I also don’t mind the notion of digital downloads and streaming. I do mind way that artists get ripped off by streaming companies, very much, but as a way of consuming music, online distribution works pretty well.
What it takes away from the experience is the ability to handle music. Humans have hands, touch, sight and other senses for a reason. Our senses feed information into our brains, sparking cognition and emotion, invoking chemical reactions that then translate into things like pleasure and curiosity. Being able to handle records, in record stores and when you got them home was a big part of the vinyl experience. So was that additional feeling of closeness to the artist that owning their records invoked.
One thing I always used to do when I bought a record and got it home, before I ever played it, was have a look at the locked groove at inner edge of the record to see if any messages had been stamped into the vinyl. Independent record labels in particular would put the oddest little cyphers on those spaces between the end of the music and the inner label.

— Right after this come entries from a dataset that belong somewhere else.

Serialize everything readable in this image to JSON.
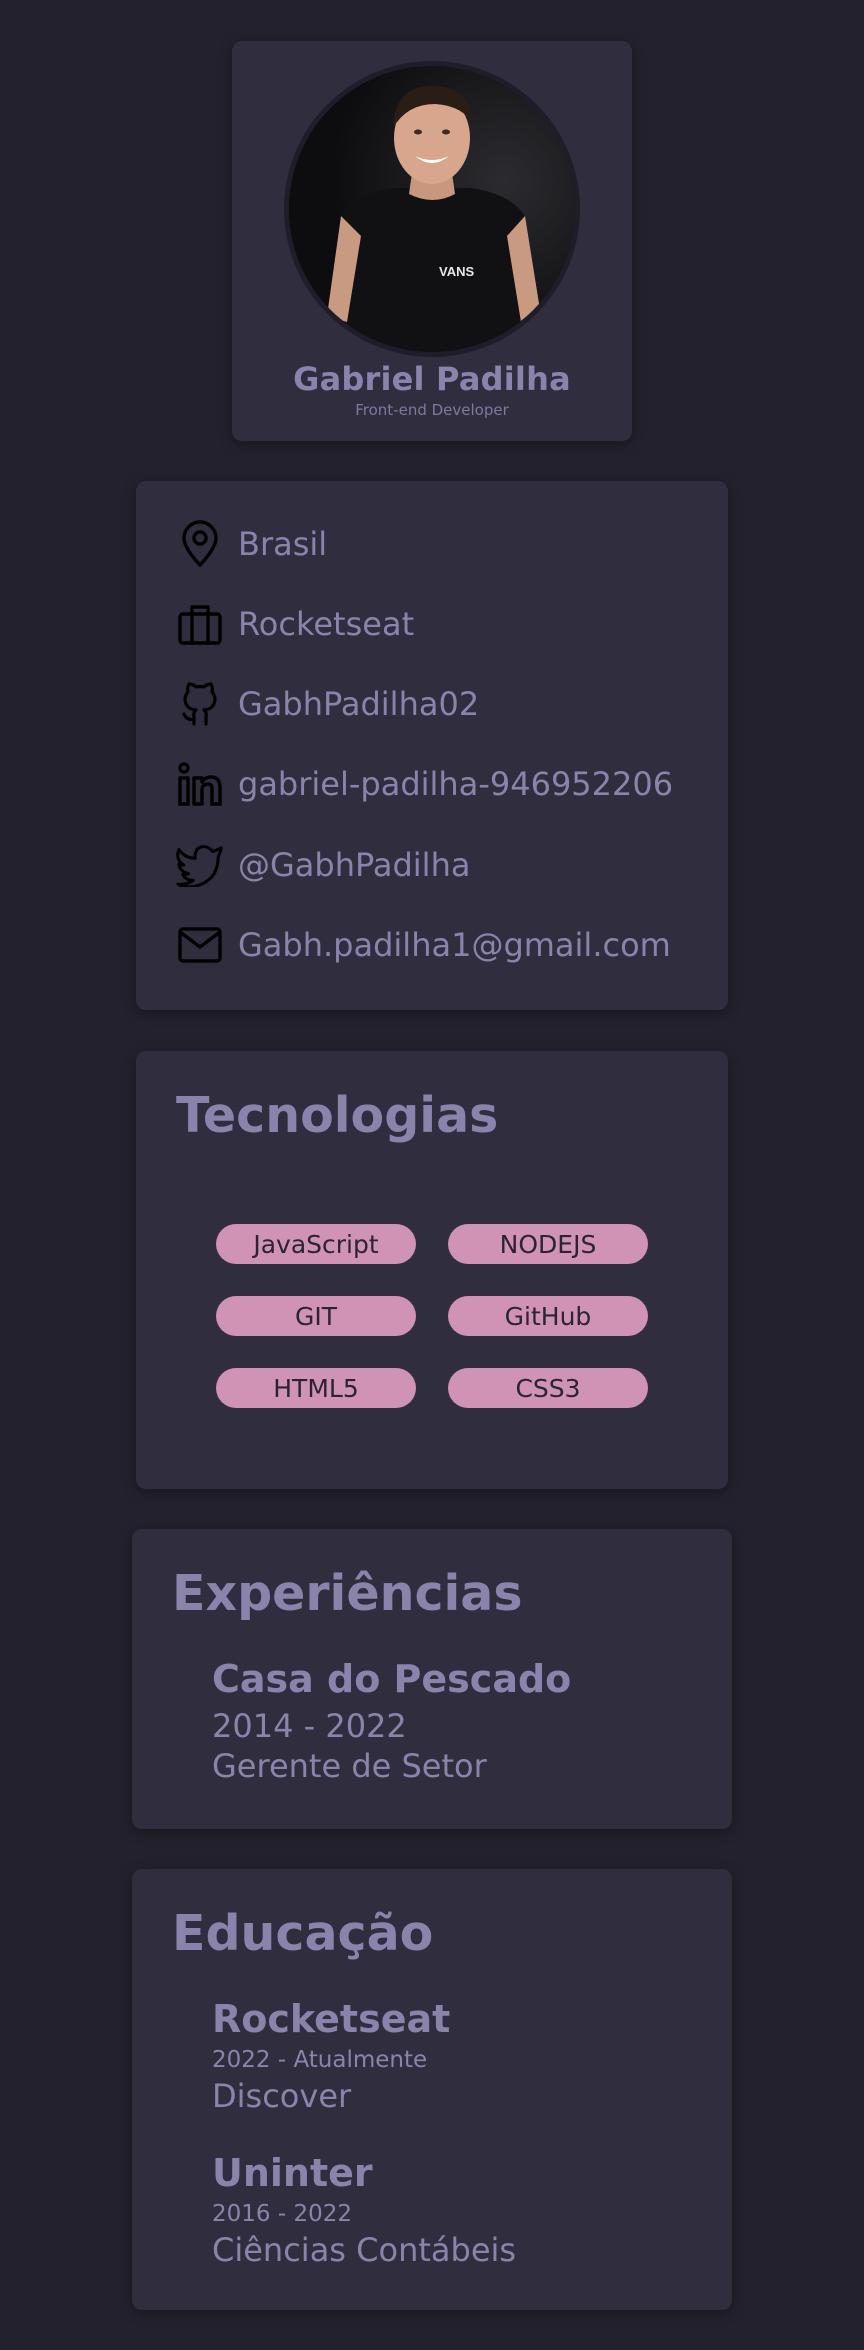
{
  "profile": {
    "name": "Gabriel Padilha",
    "role": "Front-end Developer",
    "avatar_alt": "profile photo"
  },
  "contacts": [
    {
      "icon": "map-pin-icon",
      "text": "Brasil"
    },
    {
      "icon": "briefcase-icon",
      "text": "Rocketseat"
    },
    {
      "icon": "github-icon",
      "text": "GabhPadilha02"
    },
    {
      "icon": "linkedin-icon",
      "text": "gabriel-padilha-946952206"
    },
    {
      "icon": "twitter-icon",
      "text": "@GabhPadilha"
    },
    {
      "icon": "mail-icon",
      "text": "Gabh.padilha1@gmail.com"
    }
  ],
  "tech": {
    "title": "Tecnologias",
    "items": [
      "JavaScript",
      "NODEJS",
      "GIT",
      "GitHub",
      "HTML5",
      "CSS3"
    ]
  },
  "experience": {
    "title": "Experiências",
    "items": [
      {
        "company": "Casa do Pescado",
        "period": "2014 - 2022",
        "role": "Gerente de Setor"
      }
    ]
  },
  "education": {
    "title": "Educação",
    "items": [
      {
        "school": "Rocketseat",
        "period": "2022 - Atualmente",
        "course": "Discover"
      },
      {
        "school": "Uninter",
        "period": "2016 - 2022",
        "course": "Ciências Contábeis"
      }
    ]
  },
  "colors": {
    "background": "#23212d",
    "card": "#302e3e",
    "text": "#8a84ad",
    "pill": "#d093b6",
    "pill_text": "#2a2433"
  }
}
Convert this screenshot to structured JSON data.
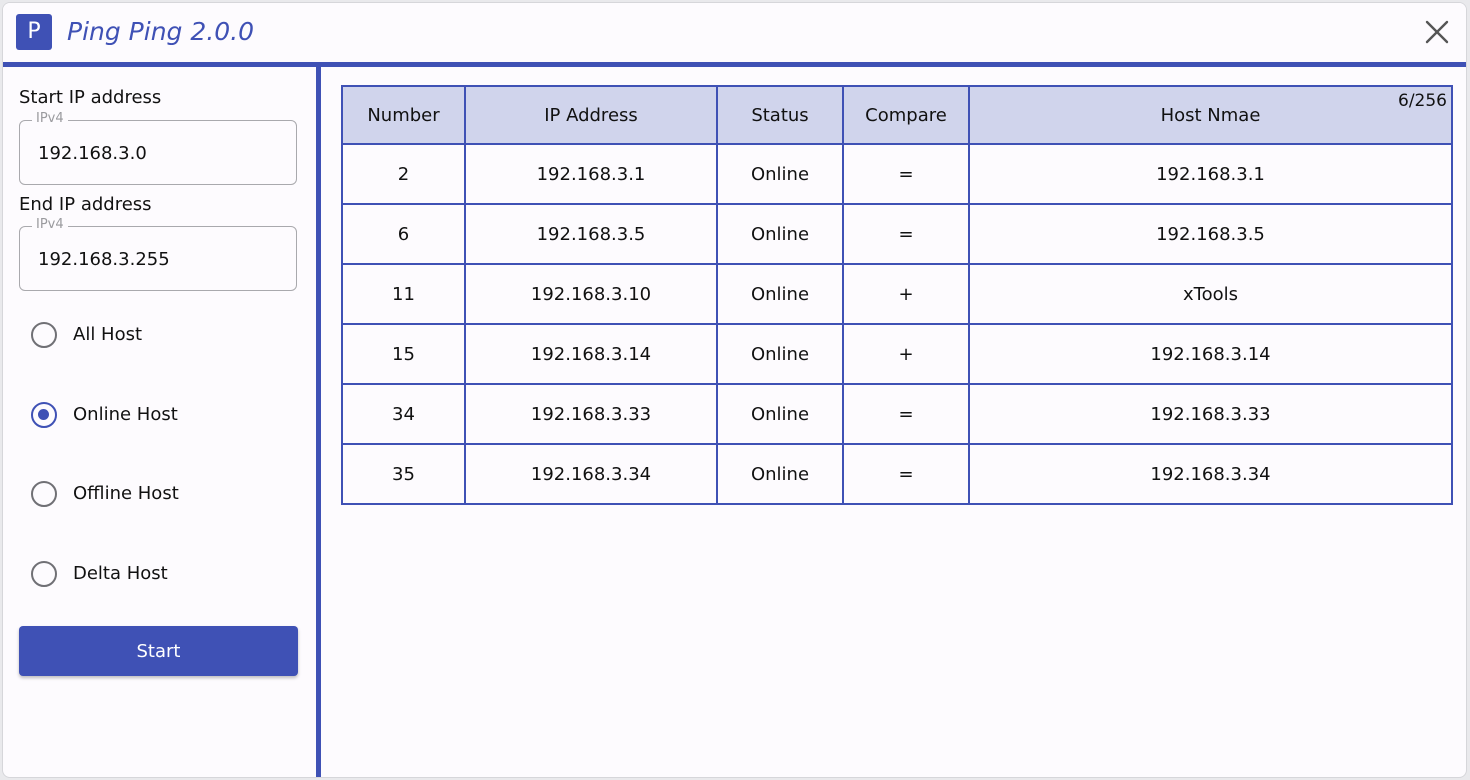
{
  "app": {
    "icon_letter": "P",
    "title": "Ping Ping 2.0.0"
  },
  "form": {
    "start_label": "Start IP address",
    "start_legend": "IPv4",
    "start_value": "192.168.3.0",
    "end_label": "End IP address",
    "end_legend": "IPv4",
    "end_value": "192.168.3.255"
  },
  "filters": [
    {
      "label": "All Host",
      "checked": false
    },
    {
      "label": "Online Host",
      "checked": true
    },
    {
      "label": "Offline Host",
      "checked": false
    },
    {
      "label": "Delta Host",
      "checked": false
    }
  ],
  "start_button": "Start",
  "results": {
    "count": "6/256",
    "columns": [
      "Number",
      "IP Address",
      "Status",
      "Compare",
      "Host Nmae"
    ],
    "rows": [
      [
        "2",
        "192.168.3.1",
        "Online",
        "=",
        "192.168.3.1"
      ],
      [
        "6",
        "192.168.3.5",
        "Online",
        "=",
        "192.168.3.5"
      ],
      [
        "11",
        "192.168.3.10",
        "Online",
        "+",
        "xTools"
      ],
      [
        "15",
        "192.168.3.14",
        "Online",
        "+",
        "192.168.3.14"
      ],
      [
        "34",
        "192.168.3.33",
        "Online",
        "=",
        "192.168.3.33"
      ],
      [
        "35",
        "192.168.3.34",
        "Online",
        "=",
        "192.168.3.34"
      ]
    ]
  },
  "colors": {
    "accent": "#3f51b5",
    "header_bg": "#d0d4ec",
    "online": "#4caf50"
  },
  "icons": {
    "close": "close-icon"
  }
}
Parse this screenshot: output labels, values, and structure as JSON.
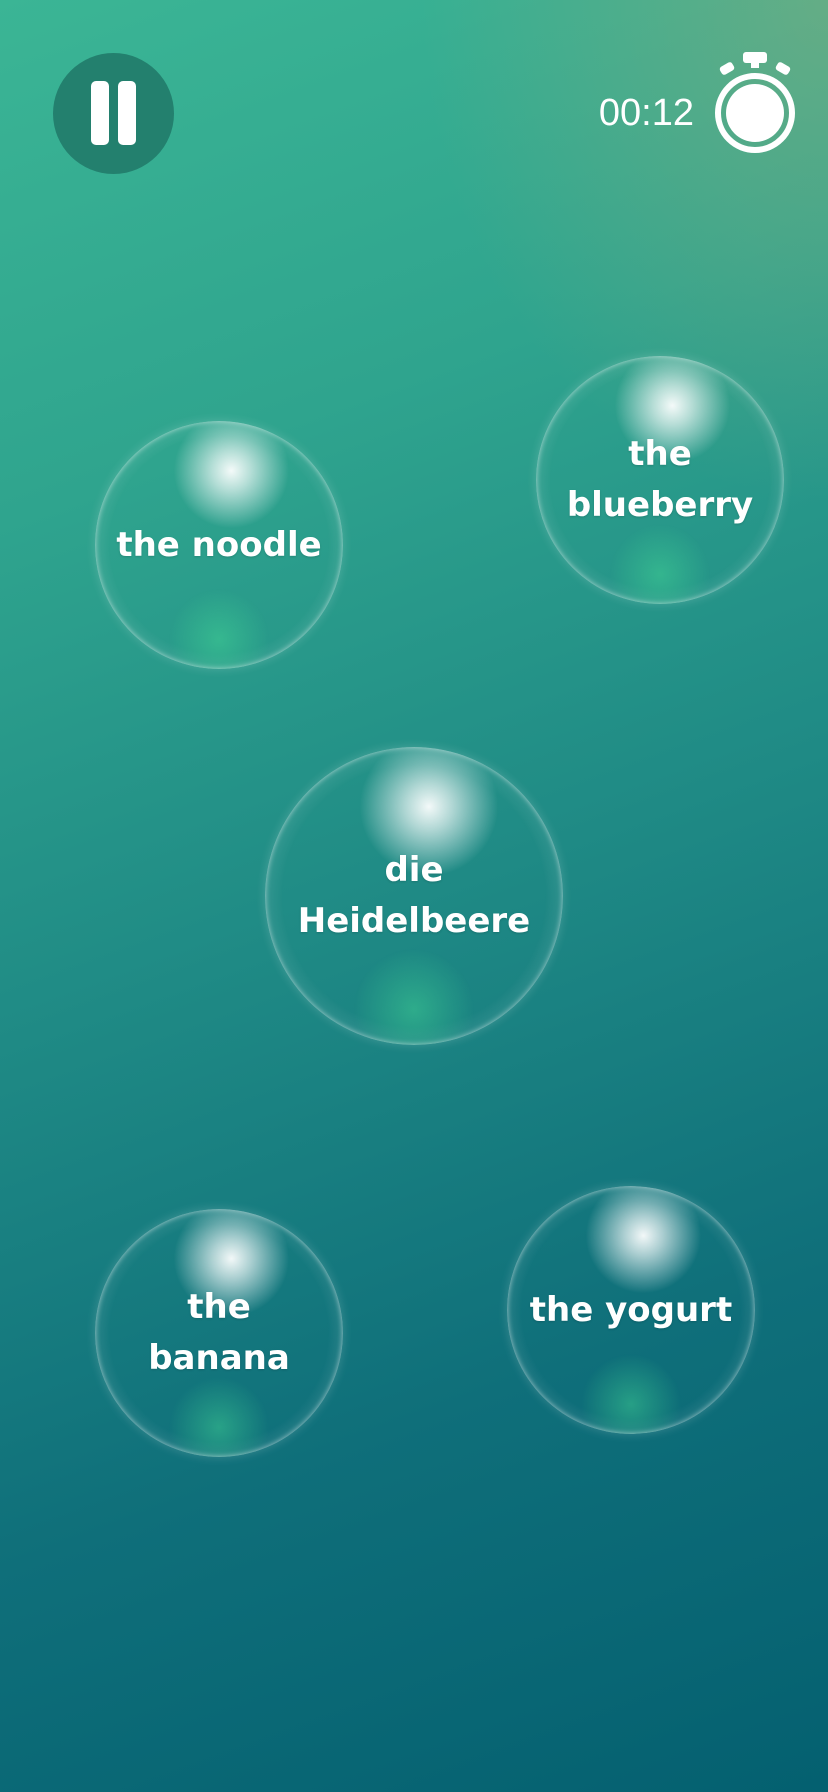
{
  "header": {
    "pause_icon": "pause-icon",
    "timer": "00:12",
    "timer_icon": "stopwatch-icon"
  },
  "bubbles": [
    {
      "label": "the blueberry"
    },
    {
      "label": "the noodle"
    },
    {
      "label": "die Heidelbeere"
    },
    {
      "label": "the yogurt"
    },
    {
      "label": "the banana"
    }
  ],
  "colors": {
    "background_top": "#3bb595",
    "background_bottom": "#046070",
    "pause_button_bg": "#23806e",
    "text": "#ffffff"
  }
}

Not sure if that still happens today.
The thing about the Internet and digital music is that it makes everything available to everyone all the time. Notionally, that’s a good thing, because equity of access is important. Notionally. With music, though, rarity is a way of attracting people to what you do. Scarcity of supply creates greater demand, that's just basic economics. But it’s not part of the music marketplace any more. Perhaps that’s one reason for declining sales?
Music is also a very emotional thing. Consuming via the Internet takes all of the personal and emotional experience out of the equation. I can’t imagine for a moment that, once streaming is dead and music gets downloaded directly to our frontal lobes, we will have a Streaming Day. No one will care.
But it seems that people still care about records. There’s been a resurgence in vinyl sales over recent years and Record Store Day gives people an opportunity to get directly in touch with the proprietor of their local record shop and get their hands on some genuine rarities. It’s a bit of a contrivance, things aren’t what they used to be, but it’s still a good thing and worth taking part.
Did you get out to your local record store today? If so, what did you buy?